Oleh: Mohammad Damami Zain
Sebagai imbangan analisis atas psikologi Prabowo Subianto oleh Radhar Tribaskoro, ada catatan kecil dari pengalaman kehidupan “orang besar” dalam sejarah “pemikiran”, bukan “politisi”, yakni Socrates.
Socrates memiliki isteri bernama Xantippe, yang terkenal buruknya, ya fisiknya, ya sifatnya, ya wataknya, ya perbuatannya, ya tindakannya, ya sikapnya, ya relasi sosialnya; pokoknya lengkap, khususnya terhadap diri Socrates. Pokoknya, kalau diukur dan dinilai secara rata-rata manusia, bagi Socrates sebenarnya tidak ada nilai “positif”-nya isteri Socrates yang bernama Xantippe itu.
Tetapi, ternyata Socrates merasa sangat bersyukur, karena, justru isterinya itu dapat dijadikan “tolok ukur” bagaimana Socrates dalam hidup ini dapat menjadi manusia “terbaik” dalam segala halnya: berpikir, berperasaan, bersikap, berbuat, bertindak, menanggapi sesuatu, membayangkan sesuatu yang ideal, merencanakan sesuatu, memilih, menetapkan, memutuskan, dan menjalani titian prinsip. Kata Socrates, tanpa “bantuan segala keburukan” isterinya yang bernama Xantippe itu, dia merasa tidak akan mungkin berhasil menjadi “manusia baik”, “manusia besar”, “manusia sejarah” seperti yang telah dilakoninya itu.

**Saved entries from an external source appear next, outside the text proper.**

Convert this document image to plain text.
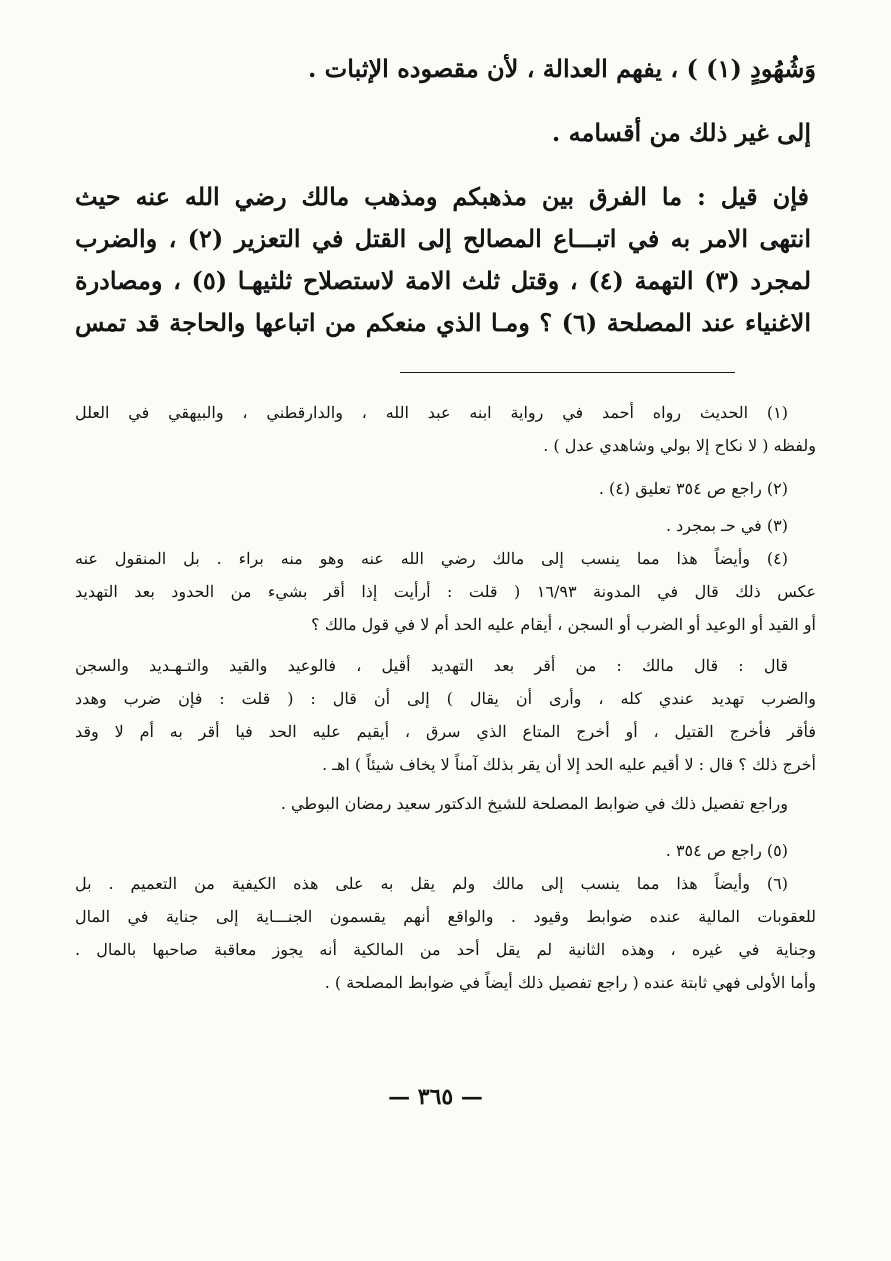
وَشُهُودٍ (١) ) ، يفهم العدالة ، لأن مقصوده الإثبات .
إلى غير ذلك من أقسامه .
فإن قيل : ما الفرق بين مذهبكم ومذهب مالك رضي الله عنه حيث
انتهى الامر به في اتبـــاع المصالح إلى القتل في التعزير (٢) ، والضرب
لمجرد (٣) التهمة (٤) ، وقتل ثلث الامة لاستصلاح ثلثيهـا (٥) ، ومصادرة
الاغنياء عند المصلحة (٦) ؟ ومـا الذي منعكم من اتباعها والحاجة قد تمس
(١) الحديث رواه أحمد في رواية ابنه عبد الله ، والدارقطني ، والبيهقي في العلل
ولفظه ( لا نكاح إلا بولي وشاهدي عدل ) .
(٢) راجع ص ٣٥٤ تعليق (٤) .
(٣) في حـ بمجرد .
(٤) وأيضاً هذا مما ينسب إلى مالك رضي الله عنه وهو منه براء . بل المنقول عنه
عكس ذلك قال في المدونة ١٦/٩٣ ( قلت : أرأيت إذا أقر بشيء من الحدود بعد التهديد
أو القيد أو الوعيد أو الضرب أو السجن ، أيقام عليه الحد أم لا في قول مالك ؟
قال : قال مالك : من أقر بعد التهديد أقيل ، فالوعيد والقيد والتـهـديد والسجن
والضرب تهديد عندي كله ، وأرى أن يقال ) إلى أن قال : ( قلت : فإن ضرب وهدد
فأقر فأخرج القتيل ، أو أخرج المتاع الذي سرق ، أيقيم عليه الحد فيا أقر به أم لا وقد
أخرج ذلك ؟ قال : لا أقيم عليه الحد إلا أن يقر بذلك آمناً لا يخاف شيئاً ) اهـ .
وراجع تفصيل ذلك في ضوابط المصلحة للشيخ الدكتور سعيد رمضان البوطي .
(٥) راجع ص ٣٥٤ .
(٦) وأيضاً هذا مما ينسب إلى مالك ولم يقل به على هذه الكيفية من التعميم . بل
للعقوبات المالية عنده ضوابط وقيود . والواقع أنهم يقسمون الجنـــاية إلى جناية في المال
وجناية في غيره ، وهذه الثانية لم يقل أحد من المالكية أنه يجوز معاقبة صاحبها بالمال .
وأما الأولى فهي ثابتة عنده ( راجع تفصيل ذلك أيضاً في ضوابط المصلحة ) .
— ٣٦٥ —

Suatu ilustrasi menarik dari pengalaman dan bagaimana Socrates mengambil “hikmah” dari keburukan Xantippe.
Suatu ketika Xantippe ngomel-ngomel nggak karuan menghina Socrates. Mendengar omelan itu —sesabar-sabar manusia normal— Socrates mengambil tembikar cukup besar berisi air lalu dia lemparkan sekuat tenaga ke luar rumah. Tentu saja isi tembikar itu muncrat ke udara, dan ketika jatuh ke tanah hancur berantakan dan airnya tumpah ke mana-mana. Maka berdatanganlah tetangganya, lalu mereka bertanya kepada Socrates,
“Ada apa ini, kok agak ribut?” Dengan begitu entengnya Socrates menjawab, “Biasalah, kalau ada mendung berguntur (maksudnya kalau ada omelan nggak karuan dari isterinya, Xantippe), ‘kan lalu timbul halilintar dan turun hujan yang airnya tersebar di mana-mana” (Socrates melempar tembikar isi air ke luar rumah).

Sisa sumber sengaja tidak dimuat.